L'accourtillage dans le Hainaut, à la 28° page du dossier sur les voituriers thiérachiens
Les habitants de la Chapelle Rablais
protestèrent dès que la parole leur fut donnée : le
31 octobre 1789 ils adressèrent une lettre au Comité d'Agriculture
et du Commerce de l'Assemblée Nationale:
"Les principaux habitants de la Chapelle Arablay, près de Nangis
en Brie, élection de Montereau, supplient très humblement
Messieurs les vénérables membres de l'assemblée nationale
d'écouter favorablement leur supplique.
Depuis plusieurs années, différents propriétaires de
biens dépendant de notre paroisse laissent volontairement la plus
grande partie de leurs terres en friches et d'autres propriétaires
font planter une grande partie en bois. Comme une telle conduite est très
répréhensible, vu qu'elle est très préjudiciable
au bien général et qu'elle fait éprouver des torts
réels et des pertes sensibles à notre paroisse, les-dits habitants
osent supplier très instamment vos augustes personnes d'interposer
leur authorité et ordonner aux propriétaires des biens dépendant
de la Chapelle Arablay, de les faire valoir où de les louer à
un prix raisonnable et de leur défendre expressément de faire
planter leurs terres en bois, et vous ferez justice.
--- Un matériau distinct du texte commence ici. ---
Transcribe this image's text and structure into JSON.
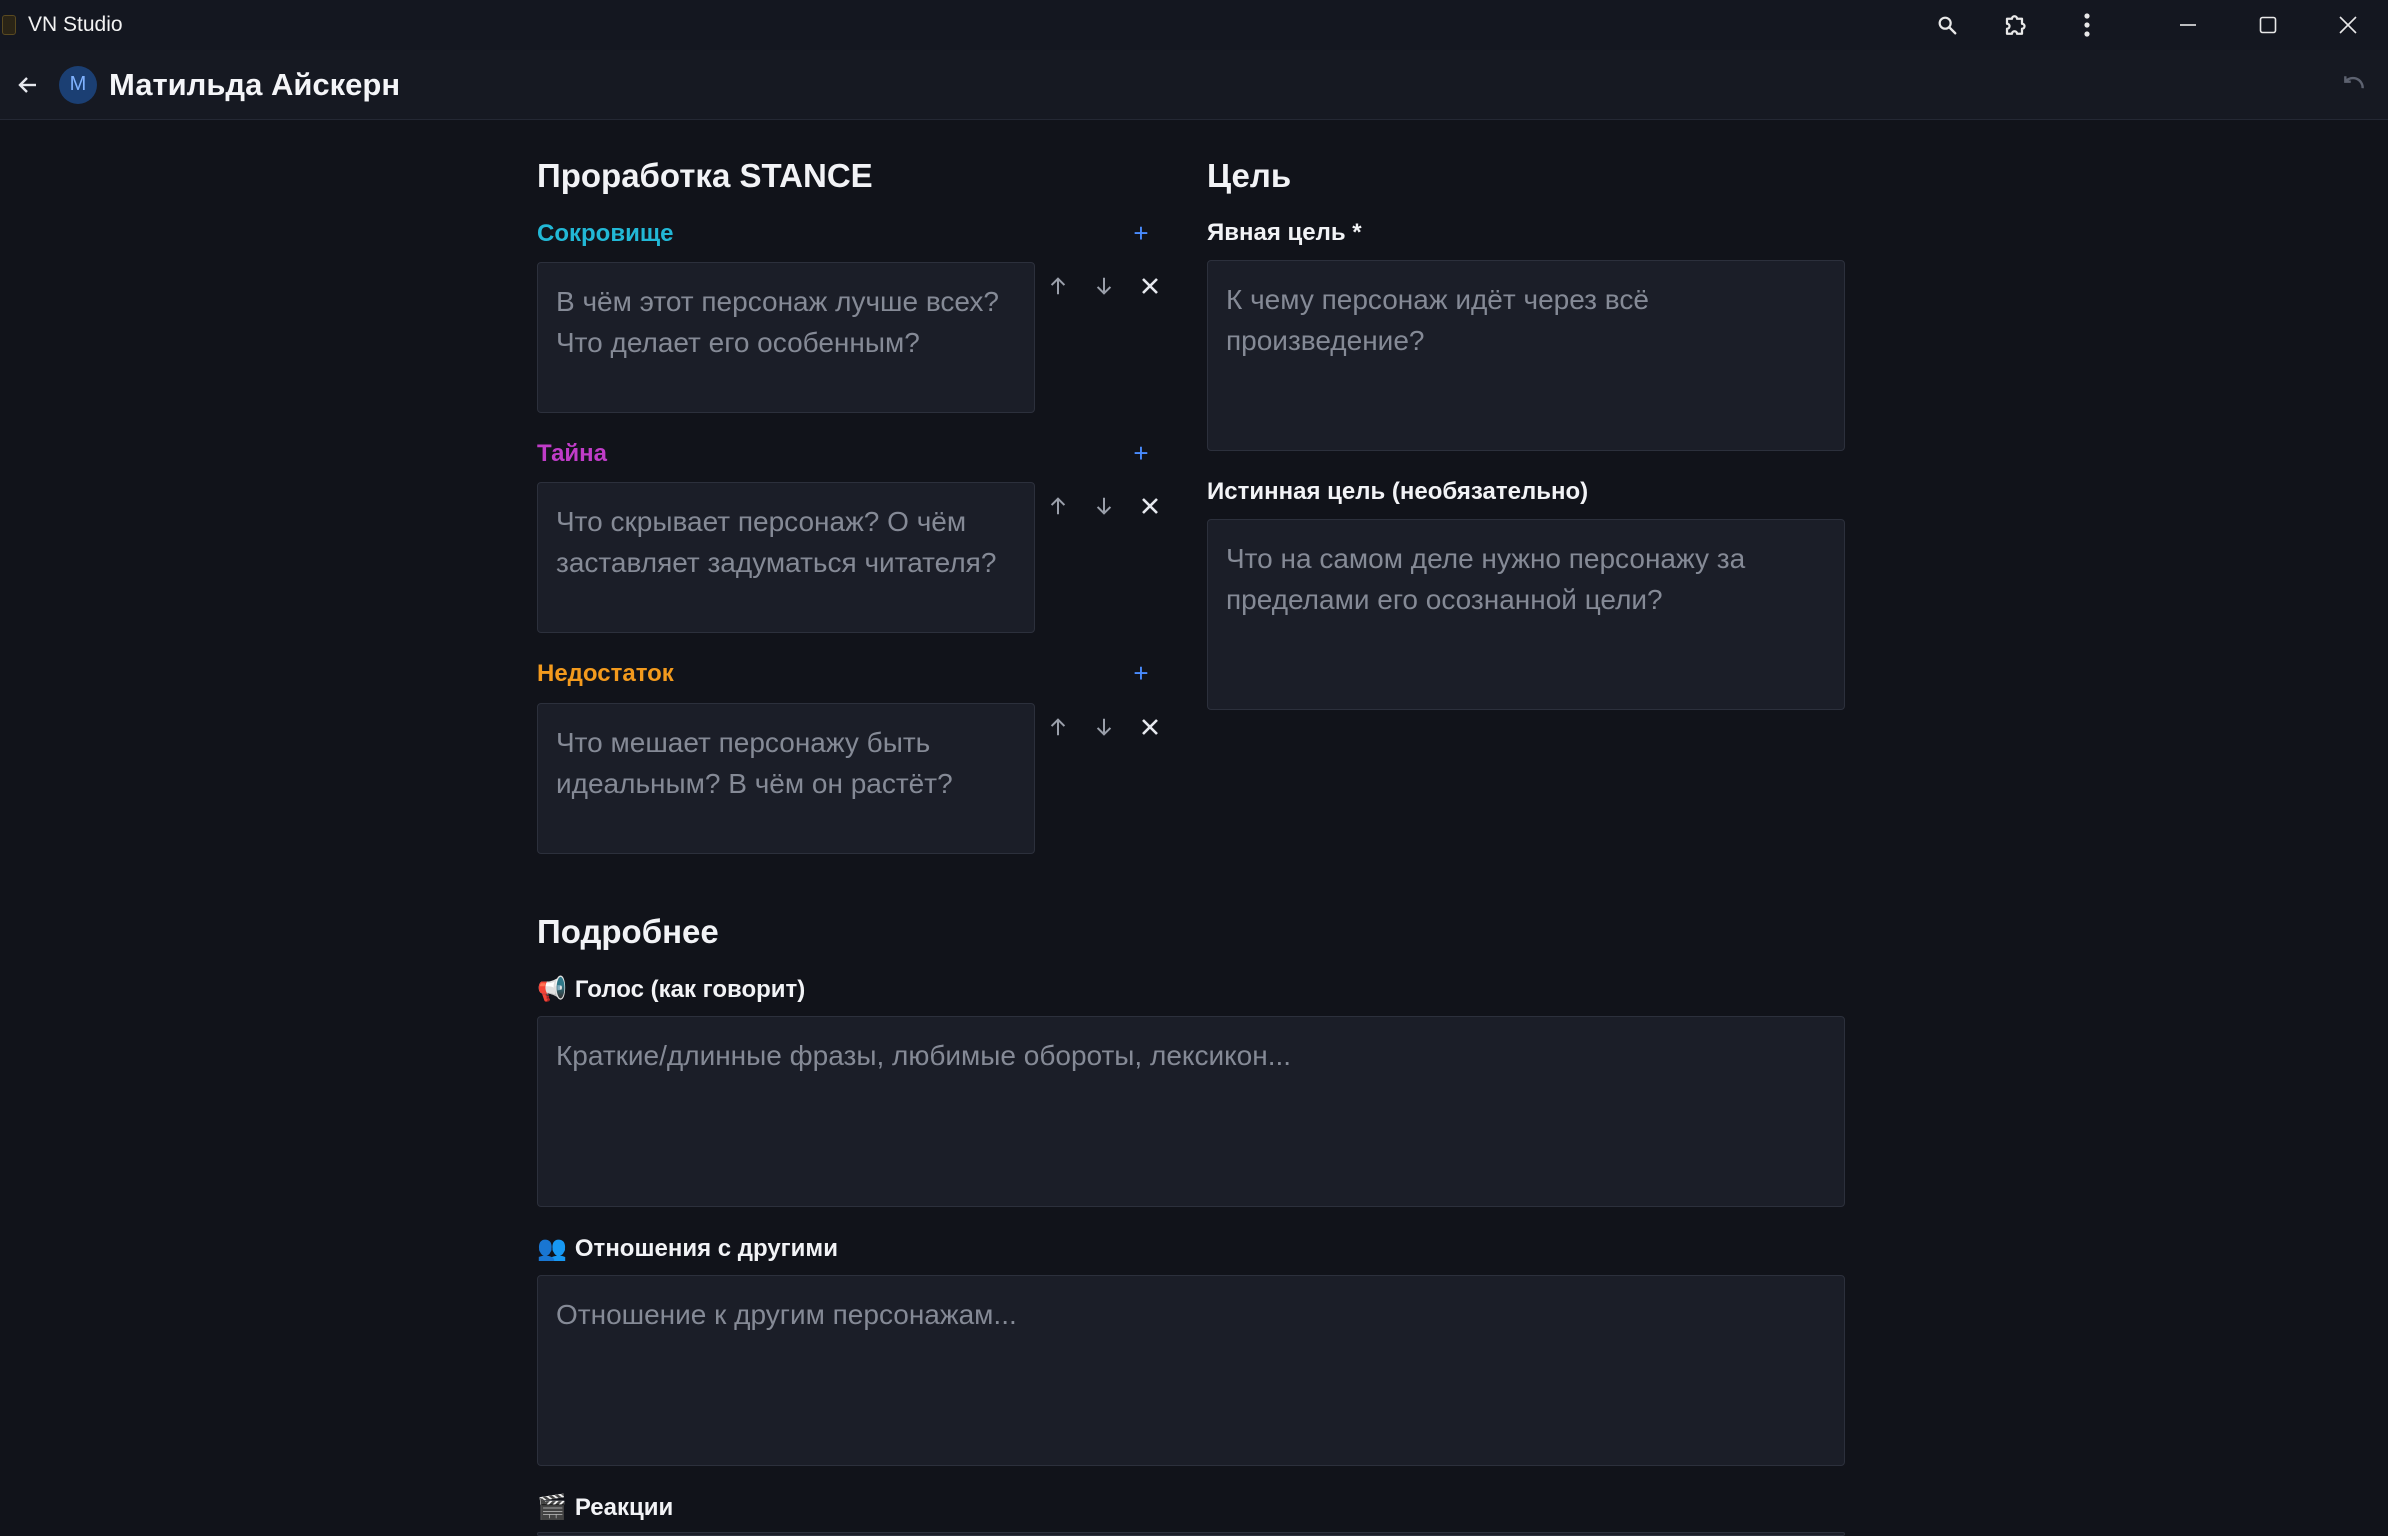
{
  "window": {
    "title": "VN Studio"
  },
  "header": {
    "avatar_letter": "M",
    "character_name": "Матильда Айскерн"
  },
  "stance": {
    "title": "Проработка STANCE",
    "items": [
      {
        "label": "Сокровище",
        "color": "#22b8d6",
        "placeholder": "В чём этот персонаж лучше всех? Что делает его особенным?"
      },
      {
        "label": "Тайна",
        "color": "#c03cc8",
        "placeholder": "Что скрывает персонаж? О чём заставляет задуматься читателя?"
      },
      {
        "label": "Недостаток",
        "color": "#f39a1d",
        "placeholder": "Что мешает персонажу быть идеальным? В чём он растёт?"
      }
    ],
    "add_symbol": "+"
  },
  "goal": {
    "title": "Цель",
    "explicit_label": "Явная цель *",
    "explicit_placeholder": "К чему персонаж идёт через всё произведение?",
    "true_label": "Истинная цель (необязательно)",
    "true_placeholder": "Что на самом деле нужно персонажу за пределами его осознанной цели?"
  },
  "details": {
    "title": "Подробнее",
    "voice_emoji": "📢",
    "voice_label": "Голос (как говорит)",
    "voice_placeholder": "Краткие/длинные фразы, любимые обороты, лексикон...",
    "relations_emoji": "👥",
    "relations_label": "Отношения с другими",
    "relations_placeholder": "Отношение к другим персонажам...",
    "reactions_emoji": "🎬",
    "reactions_label": "Реакции"
  },
  "icons": [
    "search-icon",
    "extension-icon",
    "more-vert-icon",
    "minimize-icon",
    "maximize-icon",
    "close-icon",
    "back-arrow-icon",
    "undo-icon",
    "arrow-up-icon",
    "arrow-down-icon",
    "remove-icon"
  ]
}
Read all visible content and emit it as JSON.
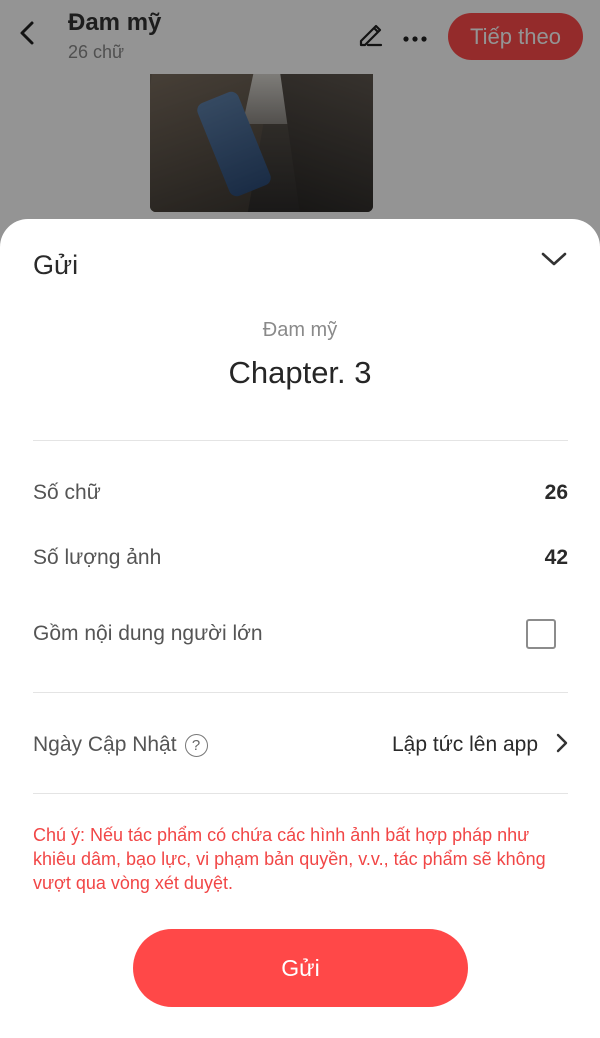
{
  "header": {
    "title": "Đam mỹ",
    "subtitle": "26 chữ",
    "next_label": "Tiếp theo",
    "back_icon": "chevron-left-icon",
    "edit_icon": "pencil-icon",
    "more_icon": "more-horizontal-icon"
  },
  "sheet": {
    "title": "Gửi",
    "collapse_icon": "chevron-down-icon",
    "work_name": "Đam mỹ",
    "chapter": "Chapter. 3",
    "rows": {
      "word_count": {
        "label": "Số chữ",
        "value": "26"
      },
      "image_count": {
        "label": "Số lượng ảnh",
        "value": "42"
      },
      "adult": {
        "label": "Gồm nội dung người lớn",
        "checked": false
      }
    },
    "update": {
      "label": "Ngày Cập Nhật",
      "help_icon": "question-circle-icon",
      "value": "Lập tức lên app",
      "chevron_icon": "chevron-right-icon"
    },
    "notice": "Chú ý: Nếu tác phẩm có chứa các hình ảnh bất hợp pháp như khiêu dâm, bạo lực, vi phạm bản quyền, v.v., tác phẩm sẽ không vượt qua vòng xét duyệt.",
    "submit_label": "Gửi"
  },
  "colors": {
    "accent": "#ff4848",
    "notice": "#f14646",
    "overlay": "rgba(0,0,0,0.42)"
  }
}
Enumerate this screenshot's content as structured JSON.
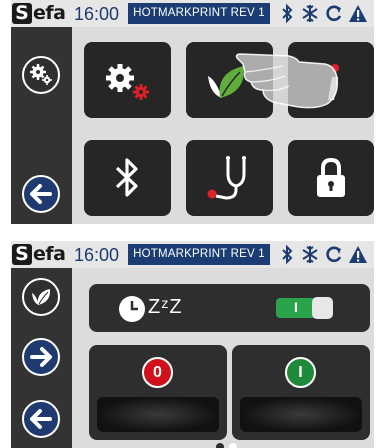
{
  "screen_1": {
    "statusbar": {
      "logo_initial": "S",
      "logo_rest": "efa",
      "time": "16:00",
      "machine_title": "HOTMARKPRINT REV 1",
      "icons": [
        "bluetooth-icon",
        "snowflake-icon",
        "refresh-icon",
        "warning-icon"
      ]
    },
    "sidebar": {
      "buttons": [
        "settings-icon",
        "back-arrow-icon"
      ]
    },
    "tiles": [
      {
        "icon": "settings-gears-icon"
      },
      {
        "icon": "eco-leaf-icon"
      },
      {
        "icon": "info-icon"
      },
      {
        "icon": "bluetooth-icon"
      },
      {
        "icon": "stethoscope-icon"
      },
      {
        "icon": "lock-icon"
      }
    ],
    "overlay": {
      "icon": "pointing-hand-icon"
    }
  },
  "screen_2": {
    "statusbar": {
      "logo_initial": "S",
      "logo_rest": "efa",
      "time": "16:00",
      "machine_title": "HOTMARKPRINT REV 1",
      "icons": [
        "bluetooth-icon",
        "snowflake-icon",
        "refresh-icon",
        "warning-icon"
      ]
    },
    "sidebar": {
      "buttons": [
        "eco-leaf-icon",
        "forward-arrow-icon",
        "back-arrow-icon"
      ]
    },
    "sleep_row": {
      "icon": "clock-icon",
      "sleep_text": "ZᶻZ",
      "toggle_label": "I",
      "toggle_state": "on"
    },
    "off_button": {
      "label": "0",
      "color": "#d0101a"
    },
    "on_button": {
      "label": "I",
      "color": "#1f8a3a"
    },
    "pagination": {
      "pages": 2,
      "current": 2
    }
  },
  "colors": {
    "navy": "#1c3d73",
    "panel": "#262626",
    "accent_red": "#e0202a",
    "leaf_green": "#5fae3c"
  }
}
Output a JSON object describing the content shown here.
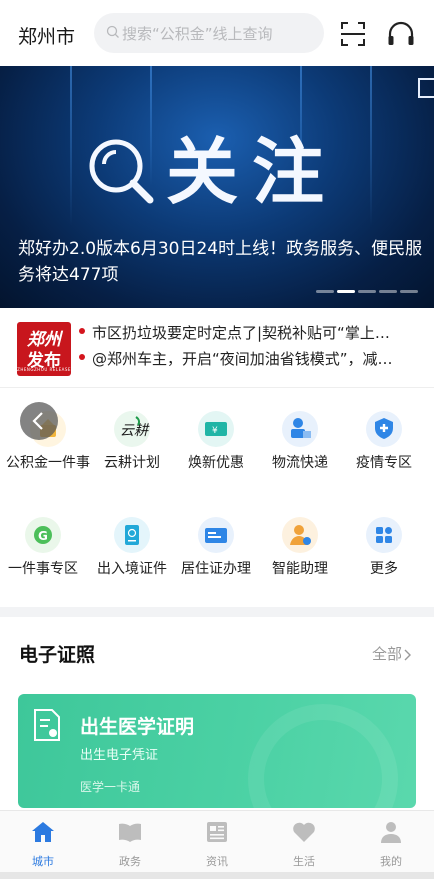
{
  "header": {
    "city": "郑州市",
    "search_placeholder": "搜索“公积金”线上查询"
  },
  "banner": {
    "headline": "关注",
    "caption": "郑好办2.0版本6月30日24时上线！政务服务、便民服务将达477项",
    "dots": 5,
    "active_dot": 1
  },
  "news": {
    "logo_line1": "郑州",
    "logo_line2": "发布",
    "logo_line3": "ZHENGZHOU RELEASE",
    "items": [
      "市区扔垃圾要定时定点了|契税补贴可“掌上…",
      "@郑州车主，开启“夜间加油省钱模式”，减…"
    ]
  },
  "services": [
    {
      "label": "公积金一件事",
      "icon": "housing-fund-icon",
      "color": "#f2b53a"
    },
    {
      "label": "云耕计划",
      "icon": "yungeng-icon",
      "color": "#1e9a4a"
    },
    {
      "label": "焕新优惠",
      "icon": "voucher-icon",
      "color": "#20b5a6"
    },
    {
      "label": "物流快递",
      "icon": "courier-icon",
      "color": "#2f86e6"
    },
    {
      "label": "疫情专区",
      "icon": "medical-shield-icon",
      "color": "#2f86e6"
    },
    {
      "label": "一件事专区",
      "icon": "one-thing-icon",
      "color": "#4cbf5a"
    },
    {
      "label": "出入境证件",
      "icon": "passport-icon",
      "color": "#22a8d8"
    },
    {
      "label": "居住证办理",
      "icon": "residence-card-icon",
      "color": "#2f86e6"
    },
    {
      "label": "智能助理",
      "icon": "assistant-icon",
      "color": "#f0a23a"
    },
    {
      "label": "更多",
      "icon": "more-grid-icon",
      "color": "#2f86e6"
    }
  ],
  "certificates": {
    "title": "电子证照",
    "all_label": "全部",
    "card": {
      "title": "出生医学证明",
      "subtitle": "出生电子凭证",
      "source": "医学一卡通",
      "color": "#45cd9f"
    }
  },
  "nav": {
    "items": [
      {
        "label": "城市",
        "icon": "home-icon",
        "active": true
      },
      {
        "label": "政务",
        "icon": "book-icon",
        "active": false
      },
      {
        "label": "资讯",
        "icon": "news-icon",
        "active": false
      },
      {
        "label": "生活",
        "icon": "heart-icon",
        "active": false
      },
      {
        "label": "我的",
        "icon": "person-icon",
        "active": false
      }
    ],
    "active_color": "#2c7ae0",
    "inactive_color": "#bdbdbd"
  }
}
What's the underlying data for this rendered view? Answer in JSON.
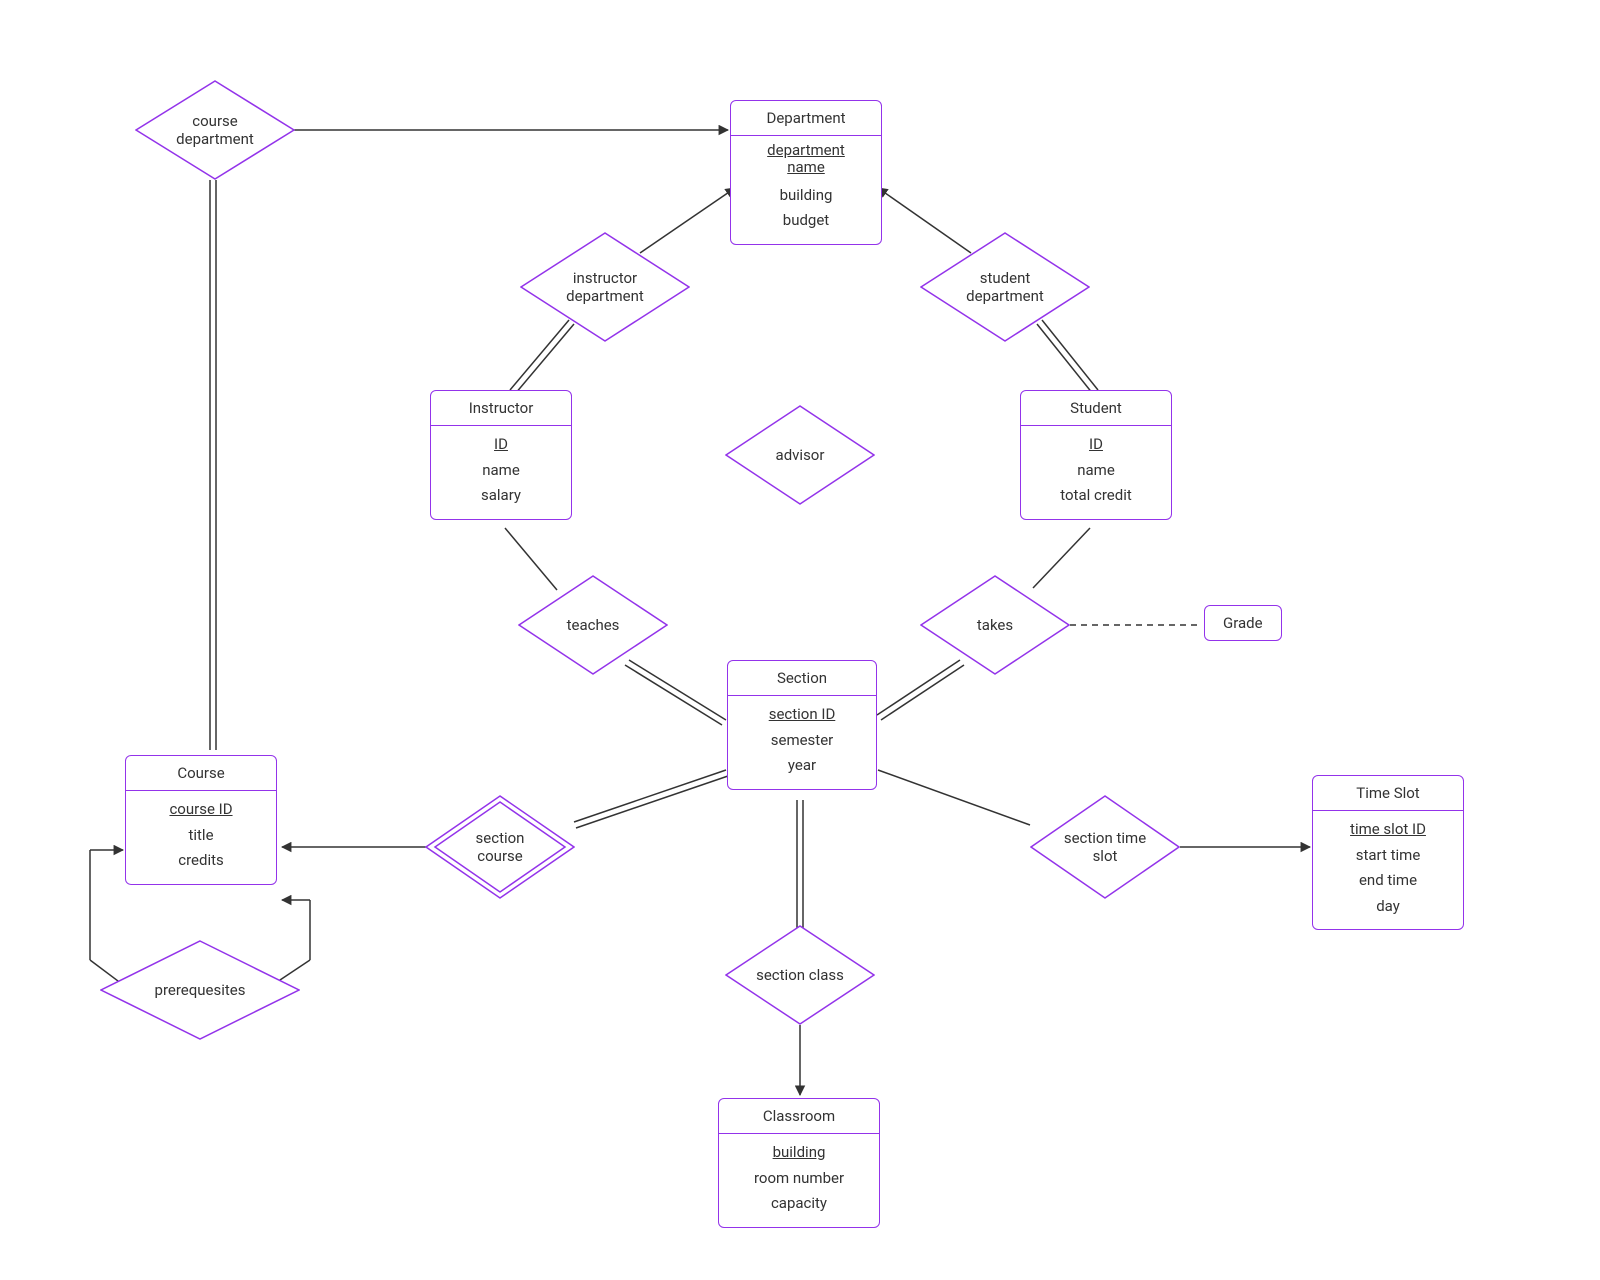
{
  "entities": {
    "department": {
      "title": "Department",
      "key": "department name",
      "attr1": "building",
      "attr2": "budget"
    },
    "instructor": {
      "title": "Instructor",
      "key": "ID",
      "attr1": "name",
      "attr2": "salary"
    },
    "student": {
      "title": "Student",
      "key": "ID",
      "attr1": "name",
      "attr2": "total credit"
    },
    "section": {
      "title": "Section",
      "key": "section ID",
      "attr1": "semester",
      "attr2": "year"
    },
    "course": {
      "title": "Course",
      "key": "course ID",
      "attr1": "title",
      "attr2": "credits"
    },
    "classroom": {
      "title": "Classroom",
      "key": "building",
      "attr1": "room number",
      "attr2": "capacity"
    },
    "timeslot": {
      "title": "Time Slot",
      "key": "time slot ID",
      "attr1": "start time",
      "attr2": "end time",
      "attr3": "day"
    }
  },
  "relationships": {
    "course_department": "course department",
    "instructor_department": "instructor department",
    "student_department": "student department",
    "advisor": "advisor",
    "teaches": "teaches",
    "takes": "takes",
    "section_course": "section course",
    "section_class": "section class",
    "section_time_slot": "section time slot",
    "prerequesites": "prerequesites"
  },
  "assoc": {
    "grade": "Grade"
  }
}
Rousseau, sindic; Cavillieu, Denis Toussaint Félix, Vourrel, Henri
Denis Félix, Lémaignan."
Archives Nationales F 10 284
La protestation des habitants de la Chapelle Rablais n'était pas isolée. Dans un village proche, le "cahier de plaintes, doléances et remontrances que font au Roy en l'assemblée des Etats Généraux les habitans de la paroisse d'Echoux Boulain" reflète les mêmes préoccupations: "… que les meilleurs biens de la ditte paroisse sont des bois considérables qui environnent de tous costés les terres, dans lesquels bois il se retire un grand nombre de bestes fauves et de gibier qui ravagent les moissons; que ces bois appartiennent à des personnes nobles ou privilégiés qui ne payent aucunnes impositions…"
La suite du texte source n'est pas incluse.